Lily’s mother was waiting for us in the basketball court as Mr. Gao’s van pulled up. She was well dressed for a middle-aged village woman, wearing tight pants, high heels and pearls. I greeted her warmly, and she welcomed us into her house.
At first, our meeting was awkward. Our conversation was stilted, not unlike when strangers who have little to say are forced to mingle. Lily was not there to formally introduce us.
Lily’s mother was a cross-stitcher and had made a six-foot by two-foot cross stitch hanging above the sofa which read, “May our home and the multitude of things rise up and go well.” The craftsmanship was magnificent, and I told her so. “Thank you. It took me all winter to complete,” she responded, smiling. “There is little farmwork in the winter, so I cross-stitch much of the time.” She showed me a pillowcase she was doing for Lily’s wedding, and I told her my grandmother was a crocheter, similar to cross-stitching.
The more we talked, the more Lily’s mom warmed up to us. We talked about them and how they had come to Drink Horse One Army.
They were not originally from Drink Horse One Army. They had moved to the Drink Horse One Army village from Wuwei, a Silk Road city near Huazangsi, back when Lily was only three, in 1992. Lily’s father was legally blind and the land that their family owned in Wuwei was already too small to be divided any more between him and his three brothers. At some point, they had an uncle living out in this area, and he was able to find a plot for them to farm as a way to help them out.
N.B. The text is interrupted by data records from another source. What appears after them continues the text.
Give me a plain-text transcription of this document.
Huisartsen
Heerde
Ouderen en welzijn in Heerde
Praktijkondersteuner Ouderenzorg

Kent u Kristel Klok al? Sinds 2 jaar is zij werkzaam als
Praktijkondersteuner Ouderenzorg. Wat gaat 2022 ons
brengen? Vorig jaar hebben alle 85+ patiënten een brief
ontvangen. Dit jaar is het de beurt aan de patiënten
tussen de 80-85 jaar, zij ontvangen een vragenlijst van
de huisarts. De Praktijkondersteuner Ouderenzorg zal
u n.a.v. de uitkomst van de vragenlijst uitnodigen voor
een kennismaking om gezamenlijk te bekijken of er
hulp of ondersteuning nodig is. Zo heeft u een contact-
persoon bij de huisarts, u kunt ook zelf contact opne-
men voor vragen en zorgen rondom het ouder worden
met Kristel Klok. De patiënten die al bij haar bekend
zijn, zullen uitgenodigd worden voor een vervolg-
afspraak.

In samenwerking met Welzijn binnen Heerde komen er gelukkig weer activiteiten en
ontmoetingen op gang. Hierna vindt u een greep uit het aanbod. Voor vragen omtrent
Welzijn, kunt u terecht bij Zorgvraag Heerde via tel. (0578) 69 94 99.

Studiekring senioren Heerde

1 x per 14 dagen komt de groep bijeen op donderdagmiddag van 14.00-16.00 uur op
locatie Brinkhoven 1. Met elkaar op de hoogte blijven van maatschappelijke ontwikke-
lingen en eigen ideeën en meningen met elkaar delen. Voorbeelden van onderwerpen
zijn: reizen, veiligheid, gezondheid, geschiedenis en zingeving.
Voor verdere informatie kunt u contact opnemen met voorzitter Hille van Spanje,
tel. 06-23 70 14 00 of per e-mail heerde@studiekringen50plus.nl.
Lily’s father returned home, caked in the gray dirt of hard work. As with many fathers, he was taciturn. He smiled quietly most of the time, speaking only when necessary. Part of it was his demeanor, but part of it was his inability to, unlike his wife, speak standard Chinese; sometimes I had trouble understanding Lily’s father’s coarse country accent.
When Lily’s family came to Drink Horse One Army, they had spent most of their time farming. They began with a mixture of subsistence farming and some cash crops, but, soon they were able to make a living just from selling their cash crop, sunflower seeds. Summers were bustling. Spring and autumn were busy enough. Winter was dead, but, each year, they had enough put back to get them through.
But Lily’s father was enterprising. Three years ago, they took some money they had made from selling sunflowers and built a cinderblock factory. I should qualify what I mean by factory: the factory was only a hundred yards outside their village, in a small, creekside field. The factory consisted of a cement churn, a mold and a net overhead to keep the desert sun from beating down on them while they worked.
Each of the bricks sold for three r.m.b., almost half a U.S. dollar. Hired workers used a two-wheel cart to lug the cinderblocks from the cement churn to ground where they could bake in the sun. Lily’s father refilled the cement churn with another worker, while the newly made bricks were lugged back and forth. Lily’s mother, trading her high heels for plastic booties, watered some of the bricks made the day before, to make sure they did not dry out too quickly. While we were there, two men came by on rickety tractors to pull bricks. I helped them load up a hundred something blocks.
It was on these bricks that Lily’s family built what, a few years before, would have been considered a small fortune. Their home had a computer, a nice television and a speaker system. The bricks and the hard work they put into them brought in the money for these things.
That night, we talked more at dinner, a simple and delicious dish of noodles and tomatoes. Lily’s father had grown up only eating noodles. Noodles were apparently all most people ate here in Drink Horse One Army and the surrounding province. I asked Lily’s father if he ever ate rice. “No,” he said. “I eat rice, feel full and then, an hour later, I feel hungry. So I just eat noodles.” I laughed and explained to him the American joke about Chinese food.
They were hoping to expand their factory soon. If they get a bigger factory, they can have the government send workers down from the mountains, places where no one works at all. Then, Lily’s family will start bringing in a lot of money.
Some China watchers claim that the story of China over the last thirty years can be told only in numbers and statistics, the number of people migrating to the cities, the number of factories built, the number of new cities with more than a million people.
I reject that sort of thinking. It is stories like Lily’s family that have made China’s transformation so great. It is a story that needs no numbers to tell it. People who were starving in the 1970’s, due to idiotic government policies, are now prospering through hard work.